Kinderen in armoede
Kinderen en jongeren in armoede groeien op onder moeilijke omstandigheden. Dingen die voor andere kinderen normaal zijn, hebben of kunnen zij vaak niet. Daarnaast hebben ze vaker te maken met spanningen binnen het gezin, sociale uitsluiting en vooroordelen. Opgroeien in armoede kan gevolgen hebben voor de rest van je leven. Kinderen die opgroeien in armoede krijgen minder kansen in onderwijs en werk op latere leeftijd.
In de armoedemonitor gebruiken we onder andere de lage-inkomensgrens om inzicht te krijgen in de ontwikkelingen op het gebied van armoede in de Groningse gemeenten. In 2022 en 2023 kregen veel huishoudens energietoeslag. Dit zorgde ervoor dat de inkomens van een groot aantal huishoudens met een laag inkomen net boven de lage-inkomensgrens kwamen te liggen. Hierdoor lijkt er een sterke afname te zijn in het aandeel huishoudens met een laag inkomen. Als we echter naar andere inkomensgrenzen kijken, zien we deze sterke afname niet. Daarom hebben we ervoor gekozen om in de figuren ook het sociaal minimum te laten zien. Het filter links bovenin de figuren geeft de optie om het sociaal minimum als inkomensgrens te nemen. In de tekst beschrijven we de cijfers op basis van de lage-inkomensgrens. Voor meer informatie over de verschillende inkomensgrenzen, zie de pagina inkomensgrenzen.
In Groningen groeien meer kinderen op in armoede dan gemiddeld in Nederland
Naar verhouding groeien in de provincie Groningen veel kinderen op in een huishouden met risico op armoede.
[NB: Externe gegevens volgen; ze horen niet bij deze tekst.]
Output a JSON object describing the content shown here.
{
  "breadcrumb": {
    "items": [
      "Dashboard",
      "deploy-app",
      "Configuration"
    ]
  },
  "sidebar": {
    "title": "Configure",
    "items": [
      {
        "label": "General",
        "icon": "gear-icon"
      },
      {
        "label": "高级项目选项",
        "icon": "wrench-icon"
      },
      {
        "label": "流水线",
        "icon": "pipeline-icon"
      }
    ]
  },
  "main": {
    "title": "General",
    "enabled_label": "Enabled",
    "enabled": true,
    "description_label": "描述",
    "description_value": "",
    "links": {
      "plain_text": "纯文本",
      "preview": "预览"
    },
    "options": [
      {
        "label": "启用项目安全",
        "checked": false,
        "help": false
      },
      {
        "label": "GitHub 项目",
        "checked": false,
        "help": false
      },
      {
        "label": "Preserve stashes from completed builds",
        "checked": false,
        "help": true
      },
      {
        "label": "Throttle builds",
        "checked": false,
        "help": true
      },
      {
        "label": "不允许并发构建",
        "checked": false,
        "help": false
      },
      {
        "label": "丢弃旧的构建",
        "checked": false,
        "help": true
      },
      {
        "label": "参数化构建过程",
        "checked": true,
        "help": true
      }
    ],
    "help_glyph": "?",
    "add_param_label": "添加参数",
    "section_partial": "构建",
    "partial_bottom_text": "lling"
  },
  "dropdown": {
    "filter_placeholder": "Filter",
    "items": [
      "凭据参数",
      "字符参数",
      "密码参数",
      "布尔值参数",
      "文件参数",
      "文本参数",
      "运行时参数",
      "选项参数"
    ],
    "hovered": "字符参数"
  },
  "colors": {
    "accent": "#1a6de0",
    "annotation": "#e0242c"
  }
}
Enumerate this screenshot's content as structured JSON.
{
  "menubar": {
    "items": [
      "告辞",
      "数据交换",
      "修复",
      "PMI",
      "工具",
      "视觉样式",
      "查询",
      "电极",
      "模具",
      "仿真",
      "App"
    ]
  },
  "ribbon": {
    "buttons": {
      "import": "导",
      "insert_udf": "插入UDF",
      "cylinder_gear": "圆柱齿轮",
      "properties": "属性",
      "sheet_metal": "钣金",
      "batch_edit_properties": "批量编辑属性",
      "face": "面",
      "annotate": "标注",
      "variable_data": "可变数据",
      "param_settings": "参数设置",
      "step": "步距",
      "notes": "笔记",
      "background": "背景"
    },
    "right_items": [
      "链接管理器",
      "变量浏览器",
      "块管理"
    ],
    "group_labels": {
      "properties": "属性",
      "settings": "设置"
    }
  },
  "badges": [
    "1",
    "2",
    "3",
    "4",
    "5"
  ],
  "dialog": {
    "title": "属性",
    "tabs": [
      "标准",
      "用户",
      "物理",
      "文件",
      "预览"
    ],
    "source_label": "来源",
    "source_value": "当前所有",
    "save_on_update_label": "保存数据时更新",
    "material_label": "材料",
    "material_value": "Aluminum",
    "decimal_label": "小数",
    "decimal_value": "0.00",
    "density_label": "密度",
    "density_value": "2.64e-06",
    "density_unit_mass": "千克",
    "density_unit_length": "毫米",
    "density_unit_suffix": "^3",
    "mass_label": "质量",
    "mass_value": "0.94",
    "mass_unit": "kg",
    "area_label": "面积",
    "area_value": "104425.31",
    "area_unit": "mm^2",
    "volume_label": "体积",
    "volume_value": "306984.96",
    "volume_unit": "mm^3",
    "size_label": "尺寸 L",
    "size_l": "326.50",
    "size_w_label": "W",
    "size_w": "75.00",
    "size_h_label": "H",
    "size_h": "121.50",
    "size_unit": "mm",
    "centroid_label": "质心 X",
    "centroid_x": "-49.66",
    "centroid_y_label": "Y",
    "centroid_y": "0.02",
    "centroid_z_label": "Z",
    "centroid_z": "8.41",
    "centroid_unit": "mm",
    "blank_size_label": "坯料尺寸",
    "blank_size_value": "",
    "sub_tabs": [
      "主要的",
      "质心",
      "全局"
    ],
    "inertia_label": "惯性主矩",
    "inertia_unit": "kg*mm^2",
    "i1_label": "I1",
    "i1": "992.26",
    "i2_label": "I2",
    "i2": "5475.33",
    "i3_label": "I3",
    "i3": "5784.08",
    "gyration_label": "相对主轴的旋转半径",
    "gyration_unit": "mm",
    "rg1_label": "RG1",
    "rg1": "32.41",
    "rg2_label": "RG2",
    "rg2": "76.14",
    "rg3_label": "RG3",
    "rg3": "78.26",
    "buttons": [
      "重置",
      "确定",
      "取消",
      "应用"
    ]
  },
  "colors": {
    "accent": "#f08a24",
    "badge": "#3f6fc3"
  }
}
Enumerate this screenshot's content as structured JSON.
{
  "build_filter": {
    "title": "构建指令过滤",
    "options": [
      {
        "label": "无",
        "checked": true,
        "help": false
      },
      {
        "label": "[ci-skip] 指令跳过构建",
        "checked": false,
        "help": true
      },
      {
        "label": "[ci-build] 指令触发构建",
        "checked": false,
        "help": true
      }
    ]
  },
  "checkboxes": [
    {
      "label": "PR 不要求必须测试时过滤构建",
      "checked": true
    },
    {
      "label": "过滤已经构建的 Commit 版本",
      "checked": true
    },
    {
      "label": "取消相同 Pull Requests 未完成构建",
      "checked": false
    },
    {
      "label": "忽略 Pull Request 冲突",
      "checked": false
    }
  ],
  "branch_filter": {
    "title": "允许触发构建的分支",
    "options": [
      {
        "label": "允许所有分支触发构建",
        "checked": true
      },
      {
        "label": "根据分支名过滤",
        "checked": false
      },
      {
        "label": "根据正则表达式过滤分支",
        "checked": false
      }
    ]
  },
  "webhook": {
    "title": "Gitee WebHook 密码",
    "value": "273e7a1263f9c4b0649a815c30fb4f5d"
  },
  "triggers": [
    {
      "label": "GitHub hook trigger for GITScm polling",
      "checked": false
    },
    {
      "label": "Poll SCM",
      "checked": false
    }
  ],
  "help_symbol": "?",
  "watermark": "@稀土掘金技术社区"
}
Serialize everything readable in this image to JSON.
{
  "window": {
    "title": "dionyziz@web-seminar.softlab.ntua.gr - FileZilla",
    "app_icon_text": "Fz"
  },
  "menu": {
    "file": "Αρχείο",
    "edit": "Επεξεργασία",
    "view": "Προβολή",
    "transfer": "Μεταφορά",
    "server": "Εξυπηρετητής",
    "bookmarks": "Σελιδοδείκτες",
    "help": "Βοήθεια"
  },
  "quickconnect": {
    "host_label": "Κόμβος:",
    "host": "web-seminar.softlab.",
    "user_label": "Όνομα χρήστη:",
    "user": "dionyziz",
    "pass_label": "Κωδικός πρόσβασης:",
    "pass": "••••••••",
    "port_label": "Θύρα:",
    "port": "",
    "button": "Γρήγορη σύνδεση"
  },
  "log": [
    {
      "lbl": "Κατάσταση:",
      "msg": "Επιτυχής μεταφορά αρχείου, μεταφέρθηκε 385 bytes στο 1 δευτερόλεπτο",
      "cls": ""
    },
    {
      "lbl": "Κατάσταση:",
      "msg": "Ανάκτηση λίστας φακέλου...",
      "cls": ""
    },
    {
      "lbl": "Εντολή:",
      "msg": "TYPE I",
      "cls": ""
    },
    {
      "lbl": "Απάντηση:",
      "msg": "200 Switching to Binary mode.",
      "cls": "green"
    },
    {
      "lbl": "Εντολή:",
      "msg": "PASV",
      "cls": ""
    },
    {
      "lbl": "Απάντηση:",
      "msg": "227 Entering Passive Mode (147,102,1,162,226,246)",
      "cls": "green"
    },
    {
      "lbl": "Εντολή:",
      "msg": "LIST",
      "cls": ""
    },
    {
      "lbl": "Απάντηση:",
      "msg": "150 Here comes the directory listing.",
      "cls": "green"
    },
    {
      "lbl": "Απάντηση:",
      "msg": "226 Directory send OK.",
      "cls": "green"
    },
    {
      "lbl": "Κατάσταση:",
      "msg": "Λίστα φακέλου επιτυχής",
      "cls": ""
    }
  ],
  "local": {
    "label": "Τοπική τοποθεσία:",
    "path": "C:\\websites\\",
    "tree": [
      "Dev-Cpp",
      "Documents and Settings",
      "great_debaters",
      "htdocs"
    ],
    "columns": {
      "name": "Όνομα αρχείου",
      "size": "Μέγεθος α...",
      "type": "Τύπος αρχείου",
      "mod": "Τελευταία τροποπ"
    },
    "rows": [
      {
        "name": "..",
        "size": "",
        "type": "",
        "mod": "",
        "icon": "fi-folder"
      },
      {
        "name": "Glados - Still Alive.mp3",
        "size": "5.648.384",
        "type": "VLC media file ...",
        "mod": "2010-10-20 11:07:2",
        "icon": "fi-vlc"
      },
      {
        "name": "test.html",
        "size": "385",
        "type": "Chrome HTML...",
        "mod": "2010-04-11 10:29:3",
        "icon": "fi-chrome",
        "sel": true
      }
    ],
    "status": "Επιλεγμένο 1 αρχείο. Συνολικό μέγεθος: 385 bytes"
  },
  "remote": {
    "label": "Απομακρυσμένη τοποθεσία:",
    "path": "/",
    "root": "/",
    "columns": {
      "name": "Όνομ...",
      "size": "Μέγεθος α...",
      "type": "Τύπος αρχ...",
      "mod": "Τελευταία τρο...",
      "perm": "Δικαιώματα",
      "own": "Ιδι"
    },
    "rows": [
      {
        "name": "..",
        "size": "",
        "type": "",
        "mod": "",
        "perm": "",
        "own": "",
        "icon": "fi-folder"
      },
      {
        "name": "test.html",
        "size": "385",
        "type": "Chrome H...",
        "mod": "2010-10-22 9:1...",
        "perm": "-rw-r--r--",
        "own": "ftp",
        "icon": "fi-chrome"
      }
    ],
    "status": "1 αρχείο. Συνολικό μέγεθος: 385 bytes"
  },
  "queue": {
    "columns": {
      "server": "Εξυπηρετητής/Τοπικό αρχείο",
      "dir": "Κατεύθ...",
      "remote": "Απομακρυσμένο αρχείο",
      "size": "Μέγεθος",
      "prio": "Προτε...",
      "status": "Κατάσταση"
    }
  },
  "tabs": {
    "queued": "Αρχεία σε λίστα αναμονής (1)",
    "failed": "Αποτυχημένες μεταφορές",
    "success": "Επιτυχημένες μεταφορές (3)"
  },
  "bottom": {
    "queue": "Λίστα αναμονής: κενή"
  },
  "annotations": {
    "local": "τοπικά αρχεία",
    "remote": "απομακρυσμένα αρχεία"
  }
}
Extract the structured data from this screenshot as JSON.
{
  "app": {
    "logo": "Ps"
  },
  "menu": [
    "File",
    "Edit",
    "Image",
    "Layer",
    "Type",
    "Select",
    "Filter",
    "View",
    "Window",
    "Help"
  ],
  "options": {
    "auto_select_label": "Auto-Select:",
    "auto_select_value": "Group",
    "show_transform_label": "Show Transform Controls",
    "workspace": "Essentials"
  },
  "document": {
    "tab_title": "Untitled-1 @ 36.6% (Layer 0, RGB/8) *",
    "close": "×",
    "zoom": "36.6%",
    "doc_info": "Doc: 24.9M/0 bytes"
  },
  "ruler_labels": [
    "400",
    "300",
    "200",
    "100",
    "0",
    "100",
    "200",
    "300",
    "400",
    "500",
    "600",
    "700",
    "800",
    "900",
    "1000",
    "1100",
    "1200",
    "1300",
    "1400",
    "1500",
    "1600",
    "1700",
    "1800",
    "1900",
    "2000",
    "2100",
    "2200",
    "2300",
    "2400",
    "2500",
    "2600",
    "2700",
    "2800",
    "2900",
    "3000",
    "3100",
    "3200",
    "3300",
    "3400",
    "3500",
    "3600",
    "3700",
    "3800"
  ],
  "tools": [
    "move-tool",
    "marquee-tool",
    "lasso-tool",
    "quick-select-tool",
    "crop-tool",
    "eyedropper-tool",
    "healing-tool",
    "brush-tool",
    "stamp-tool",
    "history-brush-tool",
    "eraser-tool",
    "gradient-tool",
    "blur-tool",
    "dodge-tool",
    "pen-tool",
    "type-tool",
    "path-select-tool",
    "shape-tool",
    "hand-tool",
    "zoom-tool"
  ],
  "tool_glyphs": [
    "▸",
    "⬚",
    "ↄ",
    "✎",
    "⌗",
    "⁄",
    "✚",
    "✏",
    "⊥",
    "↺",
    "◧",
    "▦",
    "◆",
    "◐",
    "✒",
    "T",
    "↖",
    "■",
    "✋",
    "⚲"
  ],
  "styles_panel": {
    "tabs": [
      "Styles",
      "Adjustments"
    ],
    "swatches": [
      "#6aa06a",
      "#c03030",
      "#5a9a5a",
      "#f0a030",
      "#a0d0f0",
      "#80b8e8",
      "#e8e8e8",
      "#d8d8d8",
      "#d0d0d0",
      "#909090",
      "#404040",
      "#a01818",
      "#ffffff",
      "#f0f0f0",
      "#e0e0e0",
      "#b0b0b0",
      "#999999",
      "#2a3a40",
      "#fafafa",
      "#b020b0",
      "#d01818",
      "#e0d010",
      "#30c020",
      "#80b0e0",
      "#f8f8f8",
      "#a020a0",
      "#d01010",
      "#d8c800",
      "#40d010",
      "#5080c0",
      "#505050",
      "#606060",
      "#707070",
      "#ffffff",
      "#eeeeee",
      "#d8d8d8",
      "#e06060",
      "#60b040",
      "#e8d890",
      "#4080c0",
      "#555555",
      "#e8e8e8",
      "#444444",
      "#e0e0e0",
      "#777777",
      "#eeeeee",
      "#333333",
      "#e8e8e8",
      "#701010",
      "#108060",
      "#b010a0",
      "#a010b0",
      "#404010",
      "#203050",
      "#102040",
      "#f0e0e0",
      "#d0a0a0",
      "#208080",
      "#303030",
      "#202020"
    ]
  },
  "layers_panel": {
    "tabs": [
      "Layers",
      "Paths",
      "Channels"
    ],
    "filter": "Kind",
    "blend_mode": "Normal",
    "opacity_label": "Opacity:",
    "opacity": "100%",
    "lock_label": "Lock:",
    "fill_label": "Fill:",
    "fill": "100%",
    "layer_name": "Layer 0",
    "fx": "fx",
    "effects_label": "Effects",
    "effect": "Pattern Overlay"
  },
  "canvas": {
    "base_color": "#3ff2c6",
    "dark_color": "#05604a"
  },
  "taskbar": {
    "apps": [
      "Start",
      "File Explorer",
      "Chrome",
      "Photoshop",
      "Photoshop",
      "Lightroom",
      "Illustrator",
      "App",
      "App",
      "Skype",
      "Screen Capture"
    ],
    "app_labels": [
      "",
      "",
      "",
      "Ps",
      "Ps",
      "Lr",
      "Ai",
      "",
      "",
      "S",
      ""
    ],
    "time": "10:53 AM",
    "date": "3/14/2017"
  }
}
In heel Nederland leefde in 2023 4,1% van de minderjarige kinderen (jonger dan 18 jaar) in een gezin dat moest rondkomen van een laag inkomen (1,4% langdurig). In de provincie Groningen was dat 4,7% van alle minderjarige kinderen, en 1,8% langdurig. Het gaat dan in totaal om ongeveer 4.400 minderjarige kinderen in een huishouden met een laag inkomen en 1.600 kinderen in een huishouden met een langdurig laag inkomen. Het merendeel van de kinderen in armoede maakt deel uit van een bijstandsgezin.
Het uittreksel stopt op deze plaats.